Por la noche, esta primera noche de mar, Fintan no era capaz de conciliar el sueño. No se movía, contenía la respiración para oír el hálito regular de Maou, pese a las vibraciones y los crujidos de las cuadernas. La fatiga le quemaba la espalda, las horas de espera en Burdeos, en el muelle, al frío viento. El viaje en ferrocarril desde Marsella. Y todas esas jornadas que habían precedido a la partida, los adioses, las lágrimas, la voz de la abuela Aurelia, que contaba mil historias divertidas para no pensar en lo que pasaba. El descuaje, el agujero dejado en la memoria. «No llores, bellino, ¿quieres que vaya a verte allí?» El lento movimiento del oleaje le oprimía el pecho y la cabeza, era un movimiento que atrapaba y transportaba, un movimiento que agarrotaba y hacía olvidar, como un dolor, una molestia. En la estrecha litera, Fintan crispaba los brazos contra el cuerpo, dejaba que el movimiento lo meciera sobre sus caderas. Tal vez caía, como antes, durante la guerra, se escurría hacia atrás, hacia el otro lado del mundo. «¿Qué hay allí? ¿Allí?» Oía la voz de su tía Rosa: «¿Qué hay allí que esté tan bien? ¿Es que allí no se mueren?» Se esforzaba por ver, tras el rayo verde, tras el cielo que caía sobre el mar. «Érase una vez un país al que se llegaba tras un largo viaje, un país al que se llegaba cuando se había olvidado todo, cuando uno ya no sabía ni quién era…»
La voz de la abuela Aurelia seguía resonando en el mar. En el duro regazo de la litera, con la vibración de las máquinas en el cuerpo, Fintan escuchaba la voz que hablaba sola, que pugnaba por retener el hilo de la otra vida. Ya le dolía olvidar. «Lo detesto, lo detesto. No quiero partir, no quiero irme allí. Lo detesto, ¡no es mi padre!» Las cuadernas del barco crujían con cada ola. Fintan intentaba oír la respiración tranquila de su madre. Susurraba en alto; «¡Maou!, ¡Maou!» Y como ella no respondía, saltaba con sigilo de la litera. Encima de la puerta, seis ranuras verticales filtraban una claridad que iluminaba el camarote. Había una bombilla eléctrica justo al otro lado, en el pasillo. Mientras iba desplazándose, veía brillar el filamento a través de cada ranura. Era un camarote interior, sin ojo de buey, no podían permitírselo. El aire era gris, asfixiante y húmedo. Con los ojos abiertos como platos, Fintan trataba de ver la silueta de su madre, dormida en la otra litera, arrastrada también al revés por el océano en movimiento. Las cuadernas crujían trabajadas por el oleaje, que empujaba, aguantaba, volvía a empujar.
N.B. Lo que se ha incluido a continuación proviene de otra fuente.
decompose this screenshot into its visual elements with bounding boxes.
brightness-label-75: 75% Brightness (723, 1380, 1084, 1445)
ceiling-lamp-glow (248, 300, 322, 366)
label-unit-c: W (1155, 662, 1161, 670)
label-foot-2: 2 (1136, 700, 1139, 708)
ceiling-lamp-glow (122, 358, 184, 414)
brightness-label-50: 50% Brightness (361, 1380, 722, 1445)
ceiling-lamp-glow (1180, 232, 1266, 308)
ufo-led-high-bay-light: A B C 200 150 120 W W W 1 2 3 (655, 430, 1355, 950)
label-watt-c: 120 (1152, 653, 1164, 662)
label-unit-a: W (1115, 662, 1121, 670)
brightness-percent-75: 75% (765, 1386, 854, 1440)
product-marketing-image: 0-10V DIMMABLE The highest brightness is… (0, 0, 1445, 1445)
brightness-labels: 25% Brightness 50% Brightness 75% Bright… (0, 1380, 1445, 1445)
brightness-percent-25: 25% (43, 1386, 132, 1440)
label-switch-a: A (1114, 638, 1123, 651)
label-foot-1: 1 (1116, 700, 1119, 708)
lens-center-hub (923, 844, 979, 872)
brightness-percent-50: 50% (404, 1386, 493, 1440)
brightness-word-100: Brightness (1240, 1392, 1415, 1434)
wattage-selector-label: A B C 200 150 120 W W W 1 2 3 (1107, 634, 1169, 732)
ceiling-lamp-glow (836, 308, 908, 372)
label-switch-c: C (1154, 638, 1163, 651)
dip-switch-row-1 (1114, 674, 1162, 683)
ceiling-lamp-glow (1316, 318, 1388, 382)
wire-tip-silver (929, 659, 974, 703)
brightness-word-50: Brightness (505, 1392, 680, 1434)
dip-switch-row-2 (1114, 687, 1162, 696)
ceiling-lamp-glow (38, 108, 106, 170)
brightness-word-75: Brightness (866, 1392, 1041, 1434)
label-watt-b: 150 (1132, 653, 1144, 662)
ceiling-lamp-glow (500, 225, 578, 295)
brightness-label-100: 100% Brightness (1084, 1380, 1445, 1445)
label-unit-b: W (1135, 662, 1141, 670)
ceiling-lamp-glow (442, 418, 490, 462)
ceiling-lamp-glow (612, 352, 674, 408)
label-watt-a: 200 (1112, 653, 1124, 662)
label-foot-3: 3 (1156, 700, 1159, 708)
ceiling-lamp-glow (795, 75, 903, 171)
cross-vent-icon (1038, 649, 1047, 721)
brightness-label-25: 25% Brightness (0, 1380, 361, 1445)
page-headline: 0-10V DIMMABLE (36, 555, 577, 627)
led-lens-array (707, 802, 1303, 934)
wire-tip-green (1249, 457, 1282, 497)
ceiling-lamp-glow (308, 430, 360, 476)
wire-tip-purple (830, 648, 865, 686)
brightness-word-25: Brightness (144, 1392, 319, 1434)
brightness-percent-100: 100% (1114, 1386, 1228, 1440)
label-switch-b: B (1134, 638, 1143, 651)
Fintan tenía los ojos llenos de lágrimas, sin saber muy bien por qué. Le dolía el centro del cuerpo, donde la memoria se deshacía, se desvanecía.
«No quiero ir a África.» Nunca se lo dijo a Maou, ni a la abuela Aurelia, ni a nadie. Al contrario, lo quiso con gran intensidad, hasta arder en deseos, no era ya capaz de conciliar el sueño, en Marsella, en el pisito de la abuela Aurelia. Ardía en deseos, presa de una febril agitación, en el tren que circulaba hacia Burdeos. Ya no quería oír voces, ni ver caras. Era preciso cerrar los ojos, taparse los oídos para que todo resultara fácil. Quería ser alguien distinto, fuerte, que no hablara, llorara o tuviera el corazón palpitante, ni dolores en el vientre.